The Department of Telecom (DoT) has enlisted PricewaterhouseCoopers (PwC) in order to evolve a carbon credit policy for mobile phone companies.
Another strategy is to evaluate the techno-commercial feasibility of powering 3.5 lakh telecom towers with green or “renewable” energy. (Read our article entitled Telecom towers to run on renewable sources)
PwC India will suggest by end of February as to how telcos can check diesel dependence and reduce carbon footprint. The study will also identify potential of carbon credits and earn revenue for the industry.
The Government of India as part of its policy is trying to reduce fossil fuel dependence so as to ensure that the major source of power is sourced in the form of renewable energy by 2020.
Carbon credits is being looked as a potential source of revenue given India’s huge telecom sector which has penetrated even into the rural sectors because of the rapid expansion of the telecom industry due to government policies that long favoured it.
PWC however has sought more time from DoT, given the complexity of the task.
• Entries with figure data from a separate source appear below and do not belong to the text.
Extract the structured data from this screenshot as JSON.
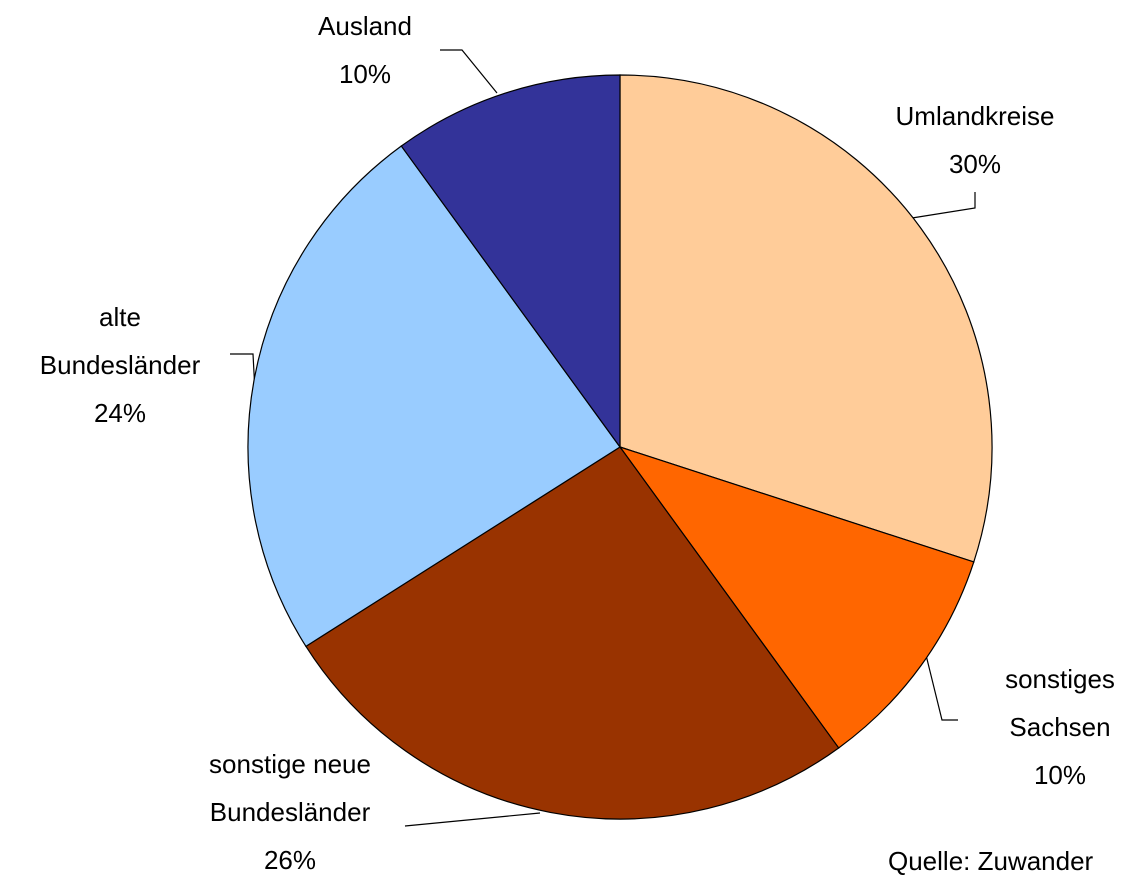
{
  "chart_data": {
    "type": "pie",
    "categories": [
      "Umlandkreise",
      "sonstiges\nSachsen",
      "sonstige neue\nBundesländer",
      "alte\nBundesländer",
      "Ausland"
    ],
    "values": [
      30,
      10,
      26,
      24,
      10
    ],
    "value_labels": [
      "30%",
      "10%",
      "26%",
      "24%",
      "10%"
    ],
    "colors": [
      "#ffcc99",
      "#ff6600",
      "#993300",
      "#99ccff",
      "#333399"
    ],
    "source": "Quelle: Zuwander"
  }
}
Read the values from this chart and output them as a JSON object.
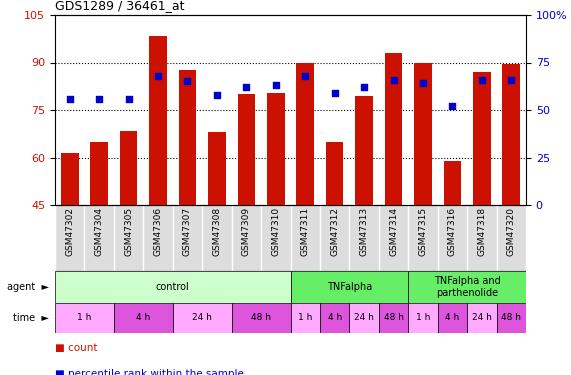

The final report is now expected by end-February 2014.
PwC has managed to collect only 60 per cent of the tower data relating to renewable energy deployments so far. It is yet to receive the requisite tower data from public sector telcos like Bharat Sanchar Nigam Ltd, as per the information from DoT note.
As part of India’s green policy, telcos are required to migrate 50 per cent of all towers in rural areas and 20 per cent in urban areas to hybrid power by 2015. By 2020, operators will need to run 75 per cent and 33 per cent of cell towers in rural and urban zones, respectively, on hybrid supplies. The policy also requires operators to lower carbon emissions by 17 per cent in the next five years.